As in El Nido, the BioLEWIE research principally seeks to illustrate how marine spatial planning and market changes affect households and livelihoods, as well as the health of the coral reef.
UC Davis PhD student Amanda Lindsay, who coordinated the recent research efforts, says “Early data from Selayar is showing important differences between El Nido and Selayar’s economy, which may affect the responses to policy and market changes”
The tourism sector in Selayar is much smaller than in El Nido. Amanda and her team were surprised to find that key pillars of the tourism sector, including hotels and restaurants – appear to be less dependent on fish inputs than their equivalents in El Nido.
Households engaged in fishing activities could be found all over the island. While fishing households were more common in some of the coastal villages, the researchers could find fishermen in mountain villages. Households without fishermen can easily purchase fish daily from back-of-the-motorbike fish traders and markets throughout the island.

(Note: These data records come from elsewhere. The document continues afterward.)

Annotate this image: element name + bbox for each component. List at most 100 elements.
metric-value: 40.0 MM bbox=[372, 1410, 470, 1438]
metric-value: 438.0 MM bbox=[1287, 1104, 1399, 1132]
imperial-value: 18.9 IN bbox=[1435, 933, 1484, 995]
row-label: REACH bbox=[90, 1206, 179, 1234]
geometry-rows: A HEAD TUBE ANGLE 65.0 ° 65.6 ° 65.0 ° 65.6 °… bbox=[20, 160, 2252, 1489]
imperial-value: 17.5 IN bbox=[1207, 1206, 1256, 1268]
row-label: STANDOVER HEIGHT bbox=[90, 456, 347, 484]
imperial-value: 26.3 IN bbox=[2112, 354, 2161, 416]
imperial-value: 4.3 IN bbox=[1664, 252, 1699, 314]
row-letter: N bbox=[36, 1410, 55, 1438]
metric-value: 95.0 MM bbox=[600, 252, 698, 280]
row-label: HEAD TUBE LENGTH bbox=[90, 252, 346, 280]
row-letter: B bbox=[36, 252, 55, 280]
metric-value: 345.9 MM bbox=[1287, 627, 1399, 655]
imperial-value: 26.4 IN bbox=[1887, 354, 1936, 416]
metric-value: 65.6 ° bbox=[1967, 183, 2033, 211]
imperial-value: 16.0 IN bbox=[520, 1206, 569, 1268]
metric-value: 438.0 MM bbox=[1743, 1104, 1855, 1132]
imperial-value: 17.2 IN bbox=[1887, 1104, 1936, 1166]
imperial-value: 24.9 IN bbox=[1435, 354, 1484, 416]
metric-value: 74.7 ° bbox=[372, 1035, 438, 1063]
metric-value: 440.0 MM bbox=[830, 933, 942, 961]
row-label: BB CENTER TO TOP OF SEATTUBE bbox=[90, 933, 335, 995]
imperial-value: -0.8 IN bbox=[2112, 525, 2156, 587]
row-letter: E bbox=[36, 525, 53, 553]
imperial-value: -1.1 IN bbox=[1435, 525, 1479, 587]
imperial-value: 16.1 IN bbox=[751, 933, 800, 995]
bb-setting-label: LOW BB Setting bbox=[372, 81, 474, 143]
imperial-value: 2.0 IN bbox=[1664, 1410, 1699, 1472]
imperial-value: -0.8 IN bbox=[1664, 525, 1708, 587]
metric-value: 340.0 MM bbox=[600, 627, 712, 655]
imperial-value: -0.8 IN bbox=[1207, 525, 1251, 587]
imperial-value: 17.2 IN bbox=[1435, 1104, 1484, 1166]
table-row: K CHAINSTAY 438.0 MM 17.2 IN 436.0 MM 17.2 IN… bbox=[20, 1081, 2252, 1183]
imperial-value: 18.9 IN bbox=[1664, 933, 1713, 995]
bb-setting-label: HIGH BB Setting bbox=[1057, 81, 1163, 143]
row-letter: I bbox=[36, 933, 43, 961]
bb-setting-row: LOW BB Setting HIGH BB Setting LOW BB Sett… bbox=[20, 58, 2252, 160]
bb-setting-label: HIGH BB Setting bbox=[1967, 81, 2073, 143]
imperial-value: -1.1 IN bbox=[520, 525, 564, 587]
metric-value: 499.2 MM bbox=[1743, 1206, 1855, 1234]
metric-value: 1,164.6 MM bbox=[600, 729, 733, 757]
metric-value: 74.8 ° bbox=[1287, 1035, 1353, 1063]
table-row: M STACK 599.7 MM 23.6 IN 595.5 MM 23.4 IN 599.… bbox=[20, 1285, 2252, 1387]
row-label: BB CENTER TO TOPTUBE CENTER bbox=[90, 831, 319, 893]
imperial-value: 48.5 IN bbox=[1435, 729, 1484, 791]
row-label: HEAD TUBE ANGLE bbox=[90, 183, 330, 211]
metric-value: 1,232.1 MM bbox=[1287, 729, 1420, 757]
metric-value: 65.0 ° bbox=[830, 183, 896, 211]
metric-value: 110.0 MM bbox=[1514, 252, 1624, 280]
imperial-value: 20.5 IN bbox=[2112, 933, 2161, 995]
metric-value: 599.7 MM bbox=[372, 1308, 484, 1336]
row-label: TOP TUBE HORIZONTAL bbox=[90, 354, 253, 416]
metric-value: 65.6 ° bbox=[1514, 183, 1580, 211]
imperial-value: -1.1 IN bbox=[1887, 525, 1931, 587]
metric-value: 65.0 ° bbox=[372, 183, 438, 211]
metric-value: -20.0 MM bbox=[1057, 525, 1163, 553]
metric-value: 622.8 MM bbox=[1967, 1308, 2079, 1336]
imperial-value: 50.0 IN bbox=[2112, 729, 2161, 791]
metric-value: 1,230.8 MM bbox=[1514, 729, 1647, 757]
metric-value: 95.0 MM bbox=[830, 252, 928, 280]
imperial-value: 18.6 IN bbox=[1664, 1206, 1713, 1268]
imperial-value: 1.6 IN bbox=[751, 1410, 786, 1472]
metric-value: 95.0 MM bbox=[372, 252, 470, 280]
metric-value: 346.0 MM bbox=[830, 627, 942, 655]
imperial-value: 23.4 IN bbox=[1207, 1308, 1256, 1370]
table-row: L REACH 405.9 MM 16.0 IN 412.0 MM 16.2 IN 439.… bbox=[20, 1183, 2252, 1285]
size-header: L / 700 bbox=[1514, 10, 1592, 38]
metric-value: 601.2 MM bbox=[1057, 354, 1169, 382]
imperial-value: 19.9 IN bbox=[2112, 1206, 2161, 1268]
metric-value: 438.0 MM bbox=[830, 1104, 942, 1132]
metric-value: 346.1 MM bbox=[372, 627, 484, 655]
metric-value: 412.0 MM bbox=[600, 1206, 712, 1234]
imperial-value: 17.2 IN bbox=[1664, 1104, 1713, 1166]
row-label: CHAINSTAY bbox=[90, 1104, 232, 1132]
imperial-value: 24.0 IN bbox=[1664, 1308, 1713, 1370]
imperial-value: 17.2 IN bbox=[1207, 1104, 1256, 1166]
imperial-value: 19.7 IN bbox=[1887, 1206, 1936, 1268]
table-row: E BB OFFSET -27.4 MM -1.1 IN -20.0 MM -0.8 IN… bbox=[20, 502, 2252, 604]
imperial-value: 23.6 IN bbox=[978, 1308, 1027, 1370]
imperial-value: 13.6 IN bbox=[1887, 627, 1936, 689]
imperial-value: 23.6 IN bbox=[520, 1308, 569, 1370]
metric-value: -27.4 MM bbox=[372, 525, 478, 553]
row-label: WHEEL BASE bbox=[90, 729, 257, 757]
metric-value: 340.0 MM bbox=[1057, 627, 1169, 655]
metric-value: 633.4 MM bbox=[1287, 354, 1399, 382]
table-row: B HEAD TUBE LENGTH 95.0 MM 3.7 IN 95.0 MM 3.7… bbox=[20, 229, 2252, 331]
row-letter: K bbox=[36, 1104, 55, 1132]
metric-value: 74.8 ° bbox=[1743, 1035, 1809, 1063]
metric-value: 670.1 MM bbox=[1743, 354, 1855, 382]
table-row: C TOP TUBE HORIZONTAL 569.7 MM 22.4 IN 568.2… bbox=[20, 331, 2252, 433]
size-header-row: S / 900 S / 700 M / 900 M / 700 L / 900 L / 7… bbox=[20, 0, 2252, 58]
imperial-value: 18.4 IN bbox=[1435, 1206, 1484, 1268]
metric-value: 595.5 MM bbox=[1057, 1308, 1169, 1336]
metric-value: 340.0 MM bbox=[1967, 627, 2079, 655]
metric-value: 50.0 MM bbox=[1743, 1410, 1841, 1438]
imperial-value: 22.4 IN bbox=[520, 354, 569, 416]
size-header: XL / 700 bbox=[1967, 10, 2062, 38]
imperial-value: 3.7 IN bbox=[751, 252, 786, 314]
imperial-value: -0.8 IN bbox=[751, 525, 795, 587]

A reliance on coral reefs – one that is centred around households and fish traders – is emerging from the Selayar data. Even though less than one-third of the households surveyed engage in fishing activities, almost all households reported consuming 14 or more meals with fish in the week prior to being surveyed.
Amanda was also interested to learn that most of the fishing happened in the coral reef and seagrass as opposed to pelagic fishing. She said that this may create a policy challenge: “these fishermen will be vulnerable to marine policy changes. But on the other hand, they may benefit from an improvement to the health of the coral reefs”.